Telah habis sudah cinta ini
Tak lagi tersisa untuk duniaAlunan gitar memenuhi ruang tamu rumah Pak Aan. Denandan duduk di salah satu kursi sambil memangku benda kesayangannya. Tatapan anak itu terfokus pada jemari sambil memetik senar dengan hati-hati.
Karena t'lah kuhabiskan
Sisa cintaku hanya untukmu"Den, stop! Udah lima kali! Bosen, ganti ah!" sewot Adena yang tengah mengutak-atik kamera milik Pak Vino.

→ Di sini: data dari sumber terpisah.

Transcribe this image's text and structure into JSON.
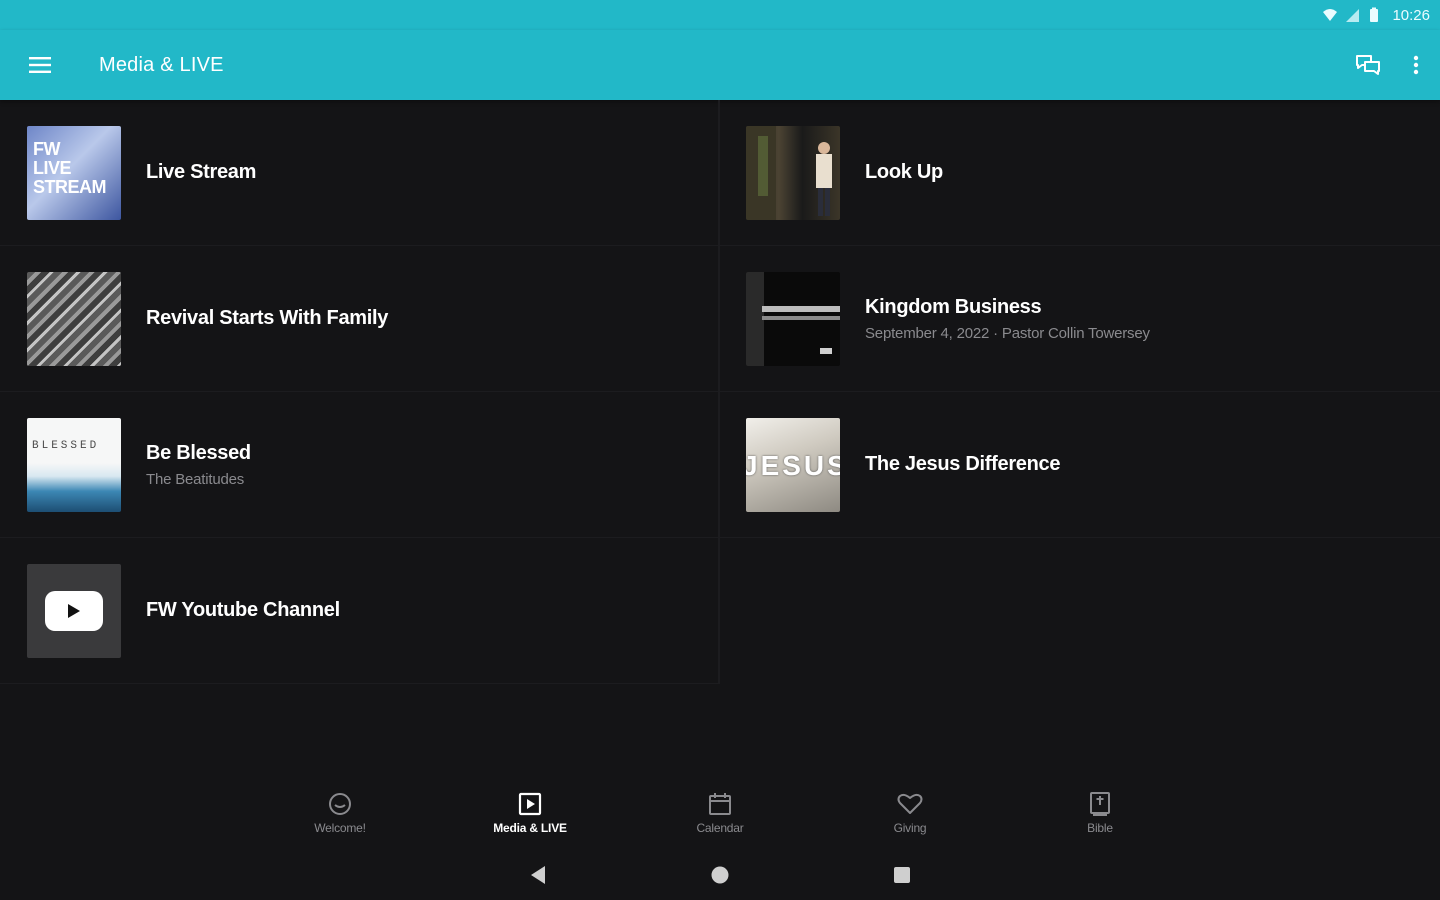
{
  "status_bar": {
    "time": "10:26",
    "icons": [
      "wifi-icon",
      "cell-signal-icon",
      "battery-icon"
    ]
  },
  "app_bar": {
    "menu_icon": "hamburger-menu-icon",
    "title": "Media & LIVE",
    "actions": [
      "chat-icon",
      "more-vert-icon"
    ]
  },
  "colors": {
    "accent": "#22b8c8",
    "background": "#141416",
    "text_primary": "#ffffff",
    "text_secondary": "#8a8a8e"
  },
  "media_items": [
    {
      "title": "Live Stream",
      "subtitle": "",
      "thumb_text": [
        "FW",
        "LIVE",
        "STREAM"
      ]
    },
    {
      "title": "Look Up",
      "subtitle": ""
    },
    {
      "title": "Revival Starts With Family",
      "subtitle": ""
    },
    {
      "title": "Kingdom Business",
      "subtitle": "September 4, 2022 · Pastor Collin Towersey"
    },
    {
      "title": "Be Blessed",
      "subtitle": "The Beatitudes",
      "thumb_text": "BLESSED"
    },
    {
      "title": "The Jesus Difference",
      "subtitle": "",
      "thumb_text": "JESUS"
    },
    {
      "title": "FW Youtube Channel",
      "subtitle": ""
    }
  ],
  "bottom_nav": {
    "items": [
      {
        "label": "Welcome!",
        "icon": "smile-face-icon",
        "active": false
      },
      {
        "label": "Media & LIVE",
        "icon": "play-box-icon",
        "active": true
      },
      {
        "label": "Calendar",
        "icon": "calendar-icon",
        "active": false
      },
      {
        "label": "Giving",
        "icon": "heart-icon",
        "active": false
      },
      {
        "label": "Bible",
        "icon": "bible-icon",
        "active": false
      }
    ]
  },
  "system_nav": [
    "back-icon",
    "home-icon",
    "recents-icon"
  ]
}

Sudah setengah jam sahabatnya itu menganggu hari Minggunya dengan tiba-tiba datang dan memohon untuk ditemani bermain gitar dengan lagu yang sama. Adena ingin sekali meninggalkan anak itu kalau saja ia tak menyadari kesedihan di mata Denandan. Namun, tetap saja. Menghabiskan waktu diiringi melodi gitar sumbang dan suara pas-pasan sambil mengutak-atik hal baru jelas membuatnya kesal.
"Lav gak pernah bosan," lirih Denandan, tatapannya nanar tertuju pada lantai.
Adena memutar bola matanya, rasa malas menjalar tiba-tiba. "Ya udah nyanyi ke pacar kamu!"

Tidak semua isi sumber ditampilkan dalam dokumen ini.